Coming up with O(1) memory solution was very difficult for me.

I refered to this post's last solution.

https://leetcode.com/problems/kth-smallest-element-in-a-sorted-matrix/discuss/1322101/C%2B%2BJavaPython-MaxHeap-MinHeap-Binary-Search-Picture-Explain-Clean-and-Concise

[C++/Java/Python] MaxHeap, MinHeap, Binary Search - Picture Explain - Clean & Concise - LeetCode Discuss

 

One thing you should remember about sorted matrix(both for rows and columns) is that it has a very efficient algorithm to find an element or to count the number of elements smaller/bigger than a target within O(N+M) time complexity and O(1) memory complexity. 

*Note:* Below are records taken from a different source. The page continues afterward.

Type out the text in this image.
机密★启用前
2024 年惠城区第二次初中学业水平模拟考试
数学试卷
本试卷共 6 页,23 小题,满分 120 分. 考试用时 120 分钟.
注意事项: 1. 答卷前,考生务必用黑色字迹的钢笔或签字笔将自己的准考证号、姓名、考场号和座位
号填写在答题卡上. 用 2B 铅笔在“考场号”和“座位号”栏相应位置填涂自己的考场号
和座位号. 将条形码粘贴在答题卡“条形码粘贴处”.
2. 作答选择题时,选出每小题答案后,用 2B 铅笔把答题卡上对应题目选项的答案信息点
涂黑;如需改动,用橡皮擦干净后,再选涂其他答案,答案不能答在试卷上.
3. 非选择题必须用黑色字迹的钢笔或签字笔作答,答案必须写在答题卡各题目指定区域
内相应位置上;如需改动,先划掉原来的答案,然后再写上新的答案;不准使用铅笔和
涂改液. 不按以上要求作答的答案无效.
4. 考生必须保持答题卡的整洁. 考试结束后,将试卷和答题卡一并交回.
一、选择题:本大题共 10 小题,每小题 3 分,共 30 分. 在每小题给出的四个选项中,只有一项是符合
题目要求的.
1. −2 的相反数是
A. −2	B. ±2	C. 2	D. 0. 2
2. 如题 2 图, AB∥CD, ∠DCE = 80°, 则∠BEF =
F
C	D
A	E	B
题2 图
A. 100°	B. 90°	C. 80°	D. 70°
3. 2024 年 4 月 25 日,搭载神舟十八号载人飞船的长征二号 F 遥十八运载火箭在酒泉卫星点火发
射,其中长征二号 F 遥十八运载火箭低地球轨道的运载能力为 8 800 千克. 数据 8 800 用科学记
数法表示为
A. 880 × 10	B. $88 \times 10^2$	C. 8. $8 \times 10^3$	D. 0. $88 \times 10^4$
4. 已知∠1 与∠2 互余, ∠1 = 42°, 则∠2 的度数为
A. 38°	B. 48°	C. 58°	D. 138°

This problem also lies down on the above algorithm.

 

class Solution:
    def kthSmallest(self, matrix: List[List[int]], k: int) -> int:
        m = len(matrix)
        def count(mid):
            cnt = 0
            y, x = 0, m - 1
            while y <= m - 1 and x >= 0:
                if matrix[y][x] <= mid:
                    cnt += x + 1
                    y += 1
                else:
                    x -= 1
            return cnt
        
        left, right = matrix[0][0], matrix[m-1][m-1]
        ret = matrix[m-1][m-1]
        while left <= right:
            mid = (left + right) // 2
            cnt = count(mid)
            if cnt < k:
                left = mid + 1
            else:
                ret = min(ret, mid)
                right = mid - 1
        return ret